Falamos de regras, mas pouco de convivência. Falamos de direção, mas pouco de responsabilidade coletiva. O desafio não é apenas técnico ou normativo, mas humano, ou seja, desenvolver uma sensibilidade coletiva capaz de perceber o risco antes do impacto, de sentir a chuva antes que ela caia. Enquanto o trânsito for tratado como algo que acontece com os outros, seguiremos contando mortes.

Talvez o desafio do trânsito no Brasil não seja apenas reduzir números, mas não permitir que eles voltem a subir. E isso exige mais do que um mês de mobilização, exige educação desde a base, fiscalização contínua e políticas públicas que tratem o trânsito como o que ele é, um espaço de relações humanas e de cidadania.

Referências

BRASIL. Lei nº 12.760, de 20 de dezembro de 2012. Altera a Lei nº 9.503, de 23 de setembro de 1997, que institui o Código de Trânsito Brasileiro. Brasília, 20 dez. 2012. Disponível em: https://www.planalto.gov.br/ccivil_03/_ato2011-2014/2012/lei/l12760.htm. Acesso em: 08 fev. 2026.

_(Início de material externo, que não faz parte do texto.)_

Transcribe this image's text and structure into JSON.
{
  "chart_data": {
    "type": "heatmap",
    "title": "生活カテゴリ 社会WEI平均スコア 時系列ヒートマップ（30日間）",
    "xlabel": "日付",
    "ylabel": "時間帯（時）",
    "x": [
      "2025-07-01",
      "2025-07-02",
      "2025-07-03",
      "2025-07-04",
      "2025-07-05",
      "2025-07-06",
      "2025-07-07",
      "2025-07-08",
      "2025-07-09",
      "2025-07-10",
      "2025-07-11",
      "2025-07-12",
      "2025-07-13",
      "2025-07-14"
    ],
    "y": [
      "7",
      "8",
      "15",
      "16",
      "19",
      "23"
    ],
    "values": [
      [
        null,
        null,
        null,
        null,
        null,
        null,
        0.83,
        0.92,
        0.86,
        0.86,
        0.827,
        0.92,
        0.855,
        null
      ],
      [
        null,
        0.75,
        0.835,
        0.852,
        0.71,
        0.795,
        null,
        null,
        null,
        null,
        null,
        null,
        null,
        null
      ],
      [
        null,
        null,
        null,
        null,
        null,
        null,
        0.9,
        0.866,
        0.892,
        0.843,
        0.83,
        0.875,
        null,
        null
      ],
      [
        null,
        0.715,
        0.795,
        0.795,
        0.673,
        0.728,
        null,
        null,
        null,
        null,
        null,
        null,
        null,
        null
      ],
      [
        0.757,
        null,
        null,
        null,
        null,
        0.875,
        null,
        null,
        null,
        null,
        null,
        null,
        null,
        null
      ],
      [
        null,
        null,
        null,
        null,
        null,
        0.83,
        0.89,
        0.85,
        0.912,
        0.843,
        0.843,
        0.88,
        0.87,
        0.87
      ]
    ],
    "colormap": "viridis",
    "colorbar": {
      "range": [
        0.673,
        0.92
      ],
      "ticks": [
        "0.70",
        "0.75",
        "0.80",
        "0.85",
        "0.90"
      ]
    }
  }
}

BRASIL. Lei nº 13.281, de 4 de maio de 2016. Altera a Lei nº 9.503, de 23 de setembro de 1997 (Código de Trânsito Brasileiro), e a Lei nº 13.146, de 6 de julho de 2015. Brasília, 4 maio 2016. Disponível em: https://www.planalto.gov.br/ccivil_03/_ato2015-2018/2016/lei/l13281.htm. Acesso em: 08 fev. 2026.

BRASIL. Lei nº 13.546, de 19 de dezembro de 2017. Altera dispositivos da Lei nº 9.503, de 23 de setembro de 1997 (Código de Trânsito Brasileiro), para dispor sobre crimes cometidos na direção de veículos automotores. Brasília, 19 dez. 2017. Disponível em: https://www.planalto.gov.br/ccivil_03/_ato2015-2018/2017/lei/l13546.htm. Acesso em: 08 fev. 2026.

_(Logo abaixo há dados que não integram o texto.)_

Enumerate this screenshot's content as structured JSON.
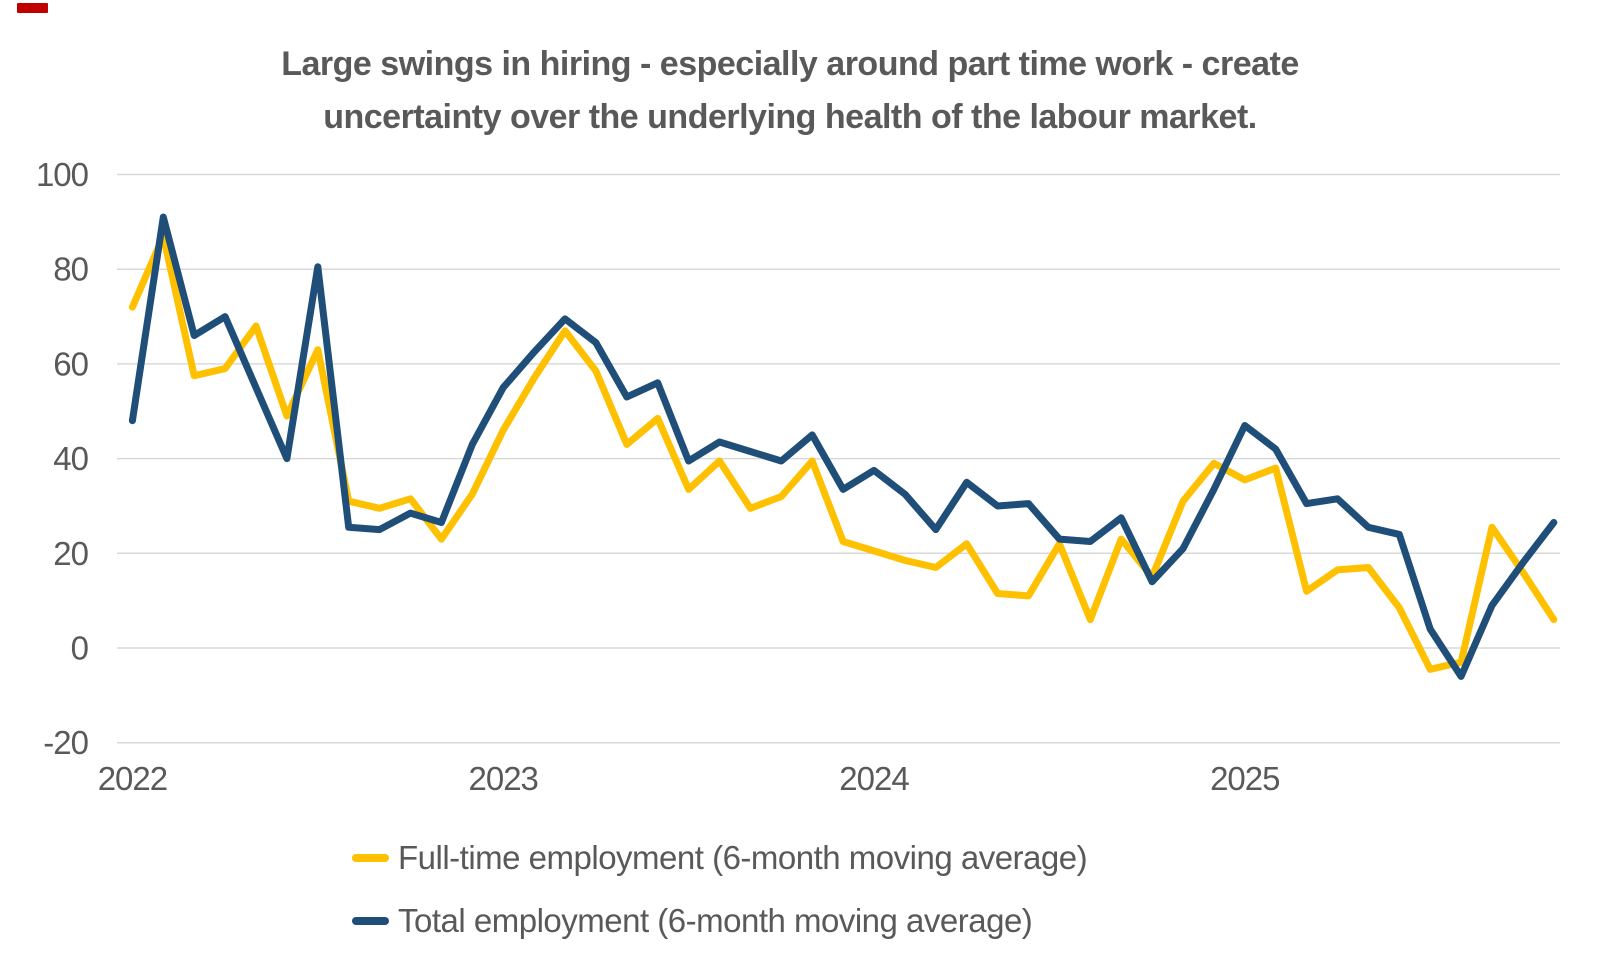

BRASIL. Lei nº 14.071, de 13 de outubro de 2020. Altera a Lei nº 9.503, de 23 de setembro de 1997 (Código de Trânsito Brasileiro), para modificar a composição do Conselho Nacional de Trânsito e ampliar o prazo de validade das habilitações; e dá outras providências. Brasília, 13 out. 2020. Disponível em: https://www.planalto.gov.br/ccivil_03/_ato2019-2022/2020/lei/l14071.htm. Acesso em: 08 fev. 2026.

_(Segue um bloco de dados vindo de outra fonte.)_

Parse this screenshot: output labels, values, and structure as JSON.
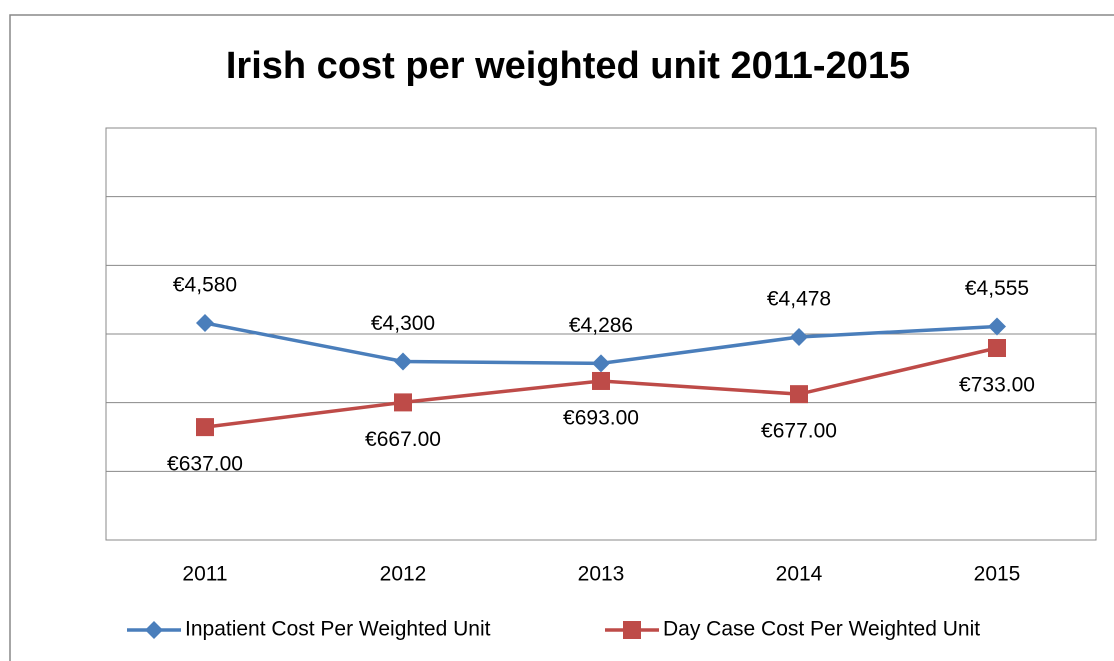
{
  "chart_data": {
    "type": "line",
    "title": "Irish cost per weighted unit 2011-2015",
    "categories": [
      "2011",
      "2012",
      "2013",
      "2014",
      "2015"
    ],
    "series": [
      {
        "name": "Inpatient Cost Per Weighted Unit",
        "color": "#4a7ebb",
        "marker": "diamond",
        "values": [
          4580,
          4300,
          4286,
          4478,
          4555
        ],
        "value_labels": [
          "€4,580",
          "€4,300",
          "€4,286",
          "€4,478",
          "€4,555"
        ]
      },
      {
        "name": "Day Case Cost Per Weighted Unit",
        "color": "#be4b48",
        "marker": "square",
        "axis": "y2",
        "values": [
          637,
          667,
          693,
          677,
          733
        ],
        "value_labels": [
          "€637.00",
          "€667.00",
          "€693.00",
          "€677.00",
          "€733.00"
        ]
      }
    ],
    "ylim": [
      3000,
      6000
    ],
    "yticks": [
      3000,
      3500,
      4000,
      4500,
      5000,
      5500,
      6000
    ],
    "y2lim": [
      500,
      1000
    ],
    "grid": true,
    "legend": "bottom"
  }
}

BRASIL. Ministério da Saúde. Departamento de Informação e Informática do SUS (DataSUS). Sistema de Informações Hospitalares do SUS (SIH/SUS). Óbitos por Causas Externas – Brasil. Brasília, DF: Ministério da Saúde, 2026. Disponível em: http://tabnet.datasus.gov.br/cgi/deftohtm.exe?sim/cnv/ext10uf.def. Acesso em: 01 fev. 2026.

BRASIL. Resolução CONTRAN nº 311, de 3 de abril de 2009. Dispõe sobre a obrigatoriedade do uso do equipamento suplementar de segurança passiva – air bag, na parte frontal dos veículos novos saídos de fábrica, nacionais e importados. Brasília, 3 abr. 2009. Disponível em: https://www.gov.br/transportes/pt-br/assuntos/transito/conteudo-contran/resolucoes/resolucao_contran_311_09.pdf. Acesso em: 08 fev. 2026.

PESSOA, Fernando. Livro do Desassossego. Por Bernardo Soares. Seleção e introdução de Leyla Perrony Moysés. 2. ed. São Paulo: Brasiliense, 1986.